Never break their public APIs without a migration note and explicit user approval.


Engineering Principles

Code quality

  • Explicit over magic — no hidden control flow, no implicit state.
  • No deep inheritance trees. Prefer composition.
  • No decorative comment separators (===, ---, etc.).
  • Add comments only where the logic is non-obvious.
  • No over-engineering.
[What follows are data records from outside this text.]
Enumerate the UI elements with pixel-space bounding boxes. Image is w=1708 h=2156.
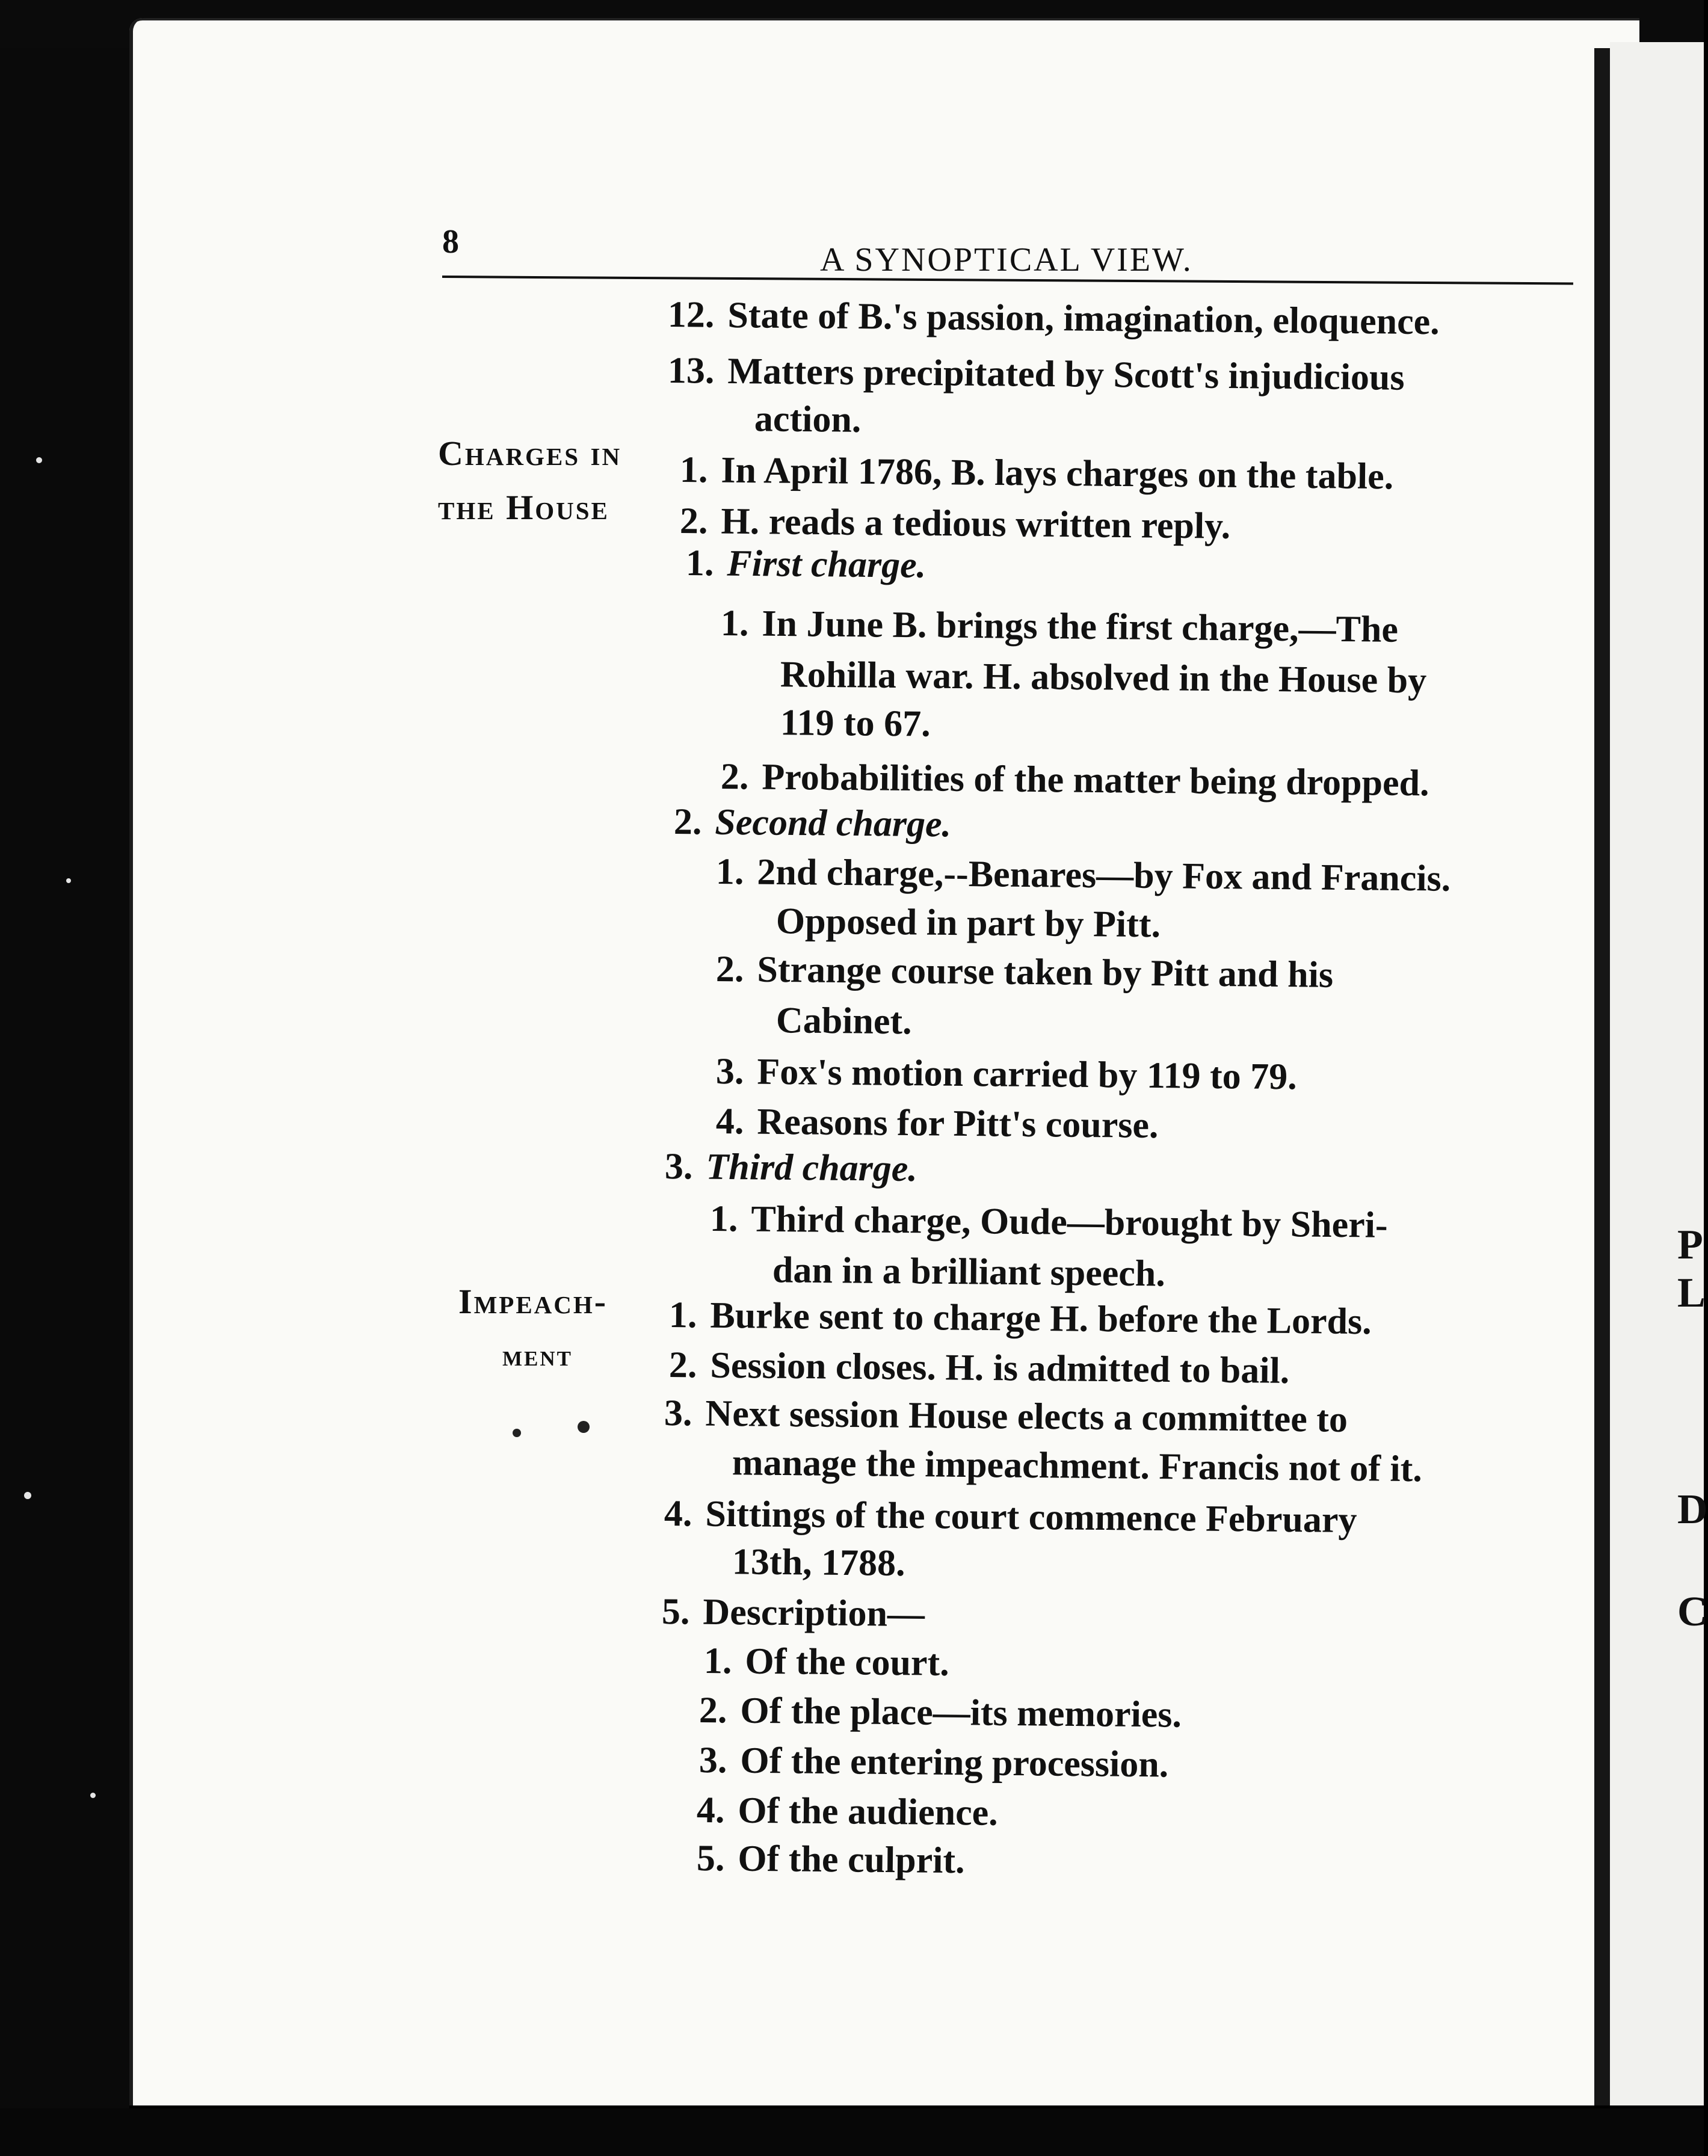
outline-line: 2. Strange course taken by Pitt and his <box>715 949 1334 996</box>
outline-line: 119 to 67. <box>780 702 931 745</box>
running-head: A SYNOPTICAL VIEW. <box>820 241 1193 279</box>
outline-line: Rohilla war. H. absolved in the House by <box>780 654 1427 701</box>
outline-line: action. <box>754 398 862 440</box>
outline-line: 1. Third charge, Oude—brought by Sheri- <box>709 1198 1388 1246</box>
outline-line: 3. Of the entering procession. <box>698 1740 1169 1785</box>
outline-line: 1. In June B. brings the first charge,—The <box>720 603 1399 650</box>
page-number: 8 <box>442 223 459 260</box>
page-gutter <box>1594 48 1610 2105</box>
outline-line: 1. Burke sent to charge H. before the Lords. <box>668 1295 1372 1343</box>
outline-line: 4. Reasons for Pitt's course. <box>715 1101 1159 1147</box>
outline-line: Cabinet. <box>775 1000 912 1043</box>
outline-line: 5. Of the culprit. <box>696 1838 965 1882</box>
outline-line: dan in a brilliant speech. <box>772 1249 1166 1295</box>
scan-background-left <box>0 0 129 2156</box>
speck <box>36 457 42 463</box>
adjacent-page-letter: C <box>1677 1589 1708 1635</box>
adjacent-page-letter: D <box>1677 1486 1708 1533</box>
outline-line: Opposed in part by Pitt. <box>775 901 1161 946</box>
ink-dot <box>578 1421 590 1433</box>
scan-background-bottom <box>0 2108 1704 2156</box>
speck <box>24 1492 31 1499</box>
outline-line: manage the impeachment. Francis not of it. <box>732 1442 1423 1490</box>
margin-heading-charges: the House <box>438 488 609 527</box>
page-header <box>442 223 1573 307</box>
outline-line: 2. Of the place—its memories. <box>698 1690 1182 1736</box>
outline-line: 1. In April 1786, B. lays charges on the table. <box>679 449 1394 497</box>
outline-heading: 1. First charge. <box>685 543 926 586</box>
outline-line: 2. H. reads a tedious written reply. <box>679 500 1231 547</box>
outline-heading: 3. Third charge. <box>664 1146 918 1190</box>
outline-line: 5. Description— <box>661 1591 925 1635</box>
outline-line: 4. Of the audience. <box>696 1790 999 1834</box>
speck <box>66 878 71 883</box>
margin-heading-impeachment: Impeach- <box>458 1282 608 1321</box>
margin-heading-impeachment: ment <box>502 1338 573 1372</box>
outline-line: 2. Session closes. H. is admitted to bail. <box>668 1344 1290 1391</box>
outline-line: 12. State of B.'s passion, imagination, eloquence. <box>667 294 1440 343</box>
outline-line: 2. Probabilities of the matter being dropped. <box>720 756 1429 804</box>
adjacent-page <box>1610 42 1704 2105</box>
adjacent-page-letter: L <box>1677 1270 1706 1316</box>
outline-line: 13. Matters precipitated by Scott's injudicious <box>667 350 1405 398</box>
speck <box>90 1793 96 1798</box>
outline-line: 4. Sittings of the court commence February <box>664 1493 1357 1541</box>
outline-line: 3. Next session House elects a committee to <box>664 1393 1348 1440</box>
ink-dot <box>513 1429 521 1437</box>
adjacent-page-letter: P <box>1677 1222 1703 1268</box>
margin-heading-charges: Charges in <box>438 434 622 473</box>
outline-line: 1. 2nd charge,--Benares—by Fox and Francis. <box>715 851 1451 899</box>
outline-line: 13th, 1788. <box>732 1541 905 1584</box>
outline-line: 1. Of the court. <box>703 1640 949 1684</box>
outline-heading: 2. Second charge. <box>673 801 952 845</box>
outline-line: 3. Fox's motion carried by 119 to 79. <box>715 1051 1298 1098</box>
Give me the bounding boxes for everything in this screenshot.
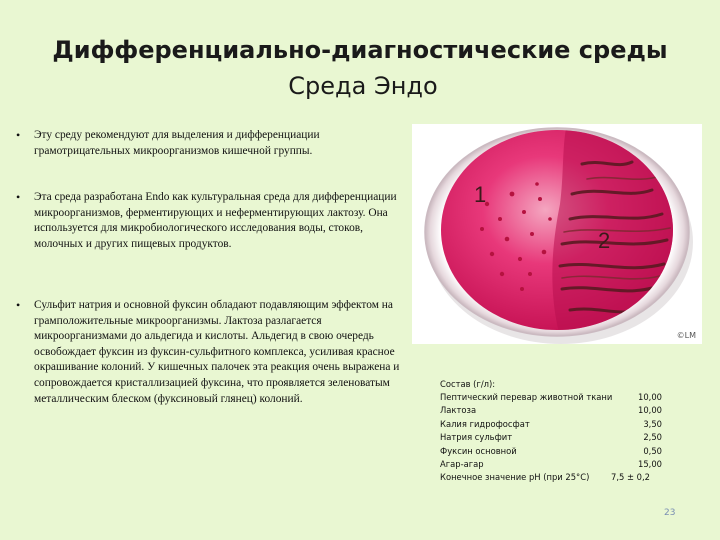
ingredient-name: Лактоза bbox=[440, 405, 477, 416]
bullet-text: Эту среду рекомендуют для выделения и дифференциации грамотрицательных микроорганизмов кишечной группы. bbox=[34, 129, 320, 157]
bullet-text: Сульфит натрия и основной фуксин обладают подавляющим эффектом на грамположительные микроорганизмы. Лактоза разлагается микроорганизмами до альдегида и кислоты. Альдегид в свою очередь освобождает фуксин из фуксин-сульфитного комплекса, усиливая красное окрашивание колоний. У кишечных палочек эта реакция очень выражена и сопровождается кристаллизацией фуксина, что проявляется зеленоватым металлическим блеском (фуксиновый глянец) колоний. bbox=[34, 299, 400, 405]
plate-label-1: 1 bbox=[474, 182, 487, 207]
slide-subtitle: Среда Эндо bbox=[288, 72, 438, 100]
composition-row bbox=[440, 404, 676, 417]
ingredient-name: Конечное значение pH (при 25°C) bbox=[440, 472, 590, 483]
ingredient-value: 2,50 bbox=[643, 432, 662, 443]
ingredient-name: Агар-агар bbox=[440, 458, 484, 469]
bullet-icon: • bbox=[16, 298, 21, 312]
composition-table bbox=[440, 378, 676, 485]
bullet-icon: • bbox=[16, 190, 21, 204]
composition-heading: Состав (г/л): bbox=[440, 379, 496, 389]
ingredient-value: 10,00 bbox=[638, 405, 662, 416]
composition-row bbox=[440, 445, 676, 458]
bullet-text: Эта среда разработана Endo как культуральная среда для дифференциации микроорганизмов, ферментирующих и неферментирующих лактозу. Она используется для микробиологического исследования воды, стоков, молочных и других пищевых продуктов. bbox=[34, 191, 397, 250]
ingredient-value: 0,50 bbox=[643, 445, 662, 456]
petri-dish-image bbox=[412, 124, 702, 344]
ingredient-value: 3,50 bbox=[643, 418, 662, 429]
ingredient-value: 10,00 bbox=[638, 392, 662, 402]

YAGNI applies strictly.

Type safety

  • All new and modified Python code must be fully typed (PEP 484).
  • mypy --strict must pass on changed files.
  • Do not widen or weaken existing type signatures.

Backwards compatibility

  • Public API changes require migration notes.
  • Additive changes are preferred over modifications.
  • so100_follower / so101_follower are aliases — never bleed changes there unintentionally.

HF ecosystem

  • Use push_to_hub(), HF Hub dataset streaming, and evaluate scripts.
  • Dataset changes must preserve streaming compatibility.
  • Prefer reusing HF primitives over rolling custom solutions.

PR Review Checklist

Before approving or marking P1 issues resolved, verify:

  • pre-commit run -a would pass (ruff, mypy, typos, zizmor, bandit)
  • All new/modified code is typed and passes mypy --strict
  • New features have unit tests; no silent behavioral changes
  • Public APIs of LeRobotDataset, Policy, Robot, Teleoperator, Env are unchanged (or migration note present)
  • HF Hub streaming still works for dataset changes
  • No unnecessary abstractions introduced
  • No breaking changes to training scripts (lerobot-train, lerobot-eval, lerobot-record)

ML-Specific Checks

Flag these as P1 if found:

  • Data leakage: train and val/test splits must be constructed before any normalization or augmentation that uses train statistics.
  • Loss function errors: verify reduction mode (mean vs sum), correct masking, correct shape alignment.
  • Gradient flow: new modules must have gradients flowing (check requires_grad, no detached tensors in the loss path by accident).
  • Distributed training: operations on tensors must be DDP-safe; no in-place ops on parameters; batch norm needs SyncBatchNorm if used.
  • Memory leaks: no accumulation of tensors outside the training loop; optimizer.zero_grad() called correctly.

What to Skip

  • Don't flag style nitpicks on unchanged surrounding code.
  • Don't propose refactors outside the PR's scope.
  • Don't add docstrings or comments to code the PR didn't touch.
  • Don't suggest speculative future features (YAGNI).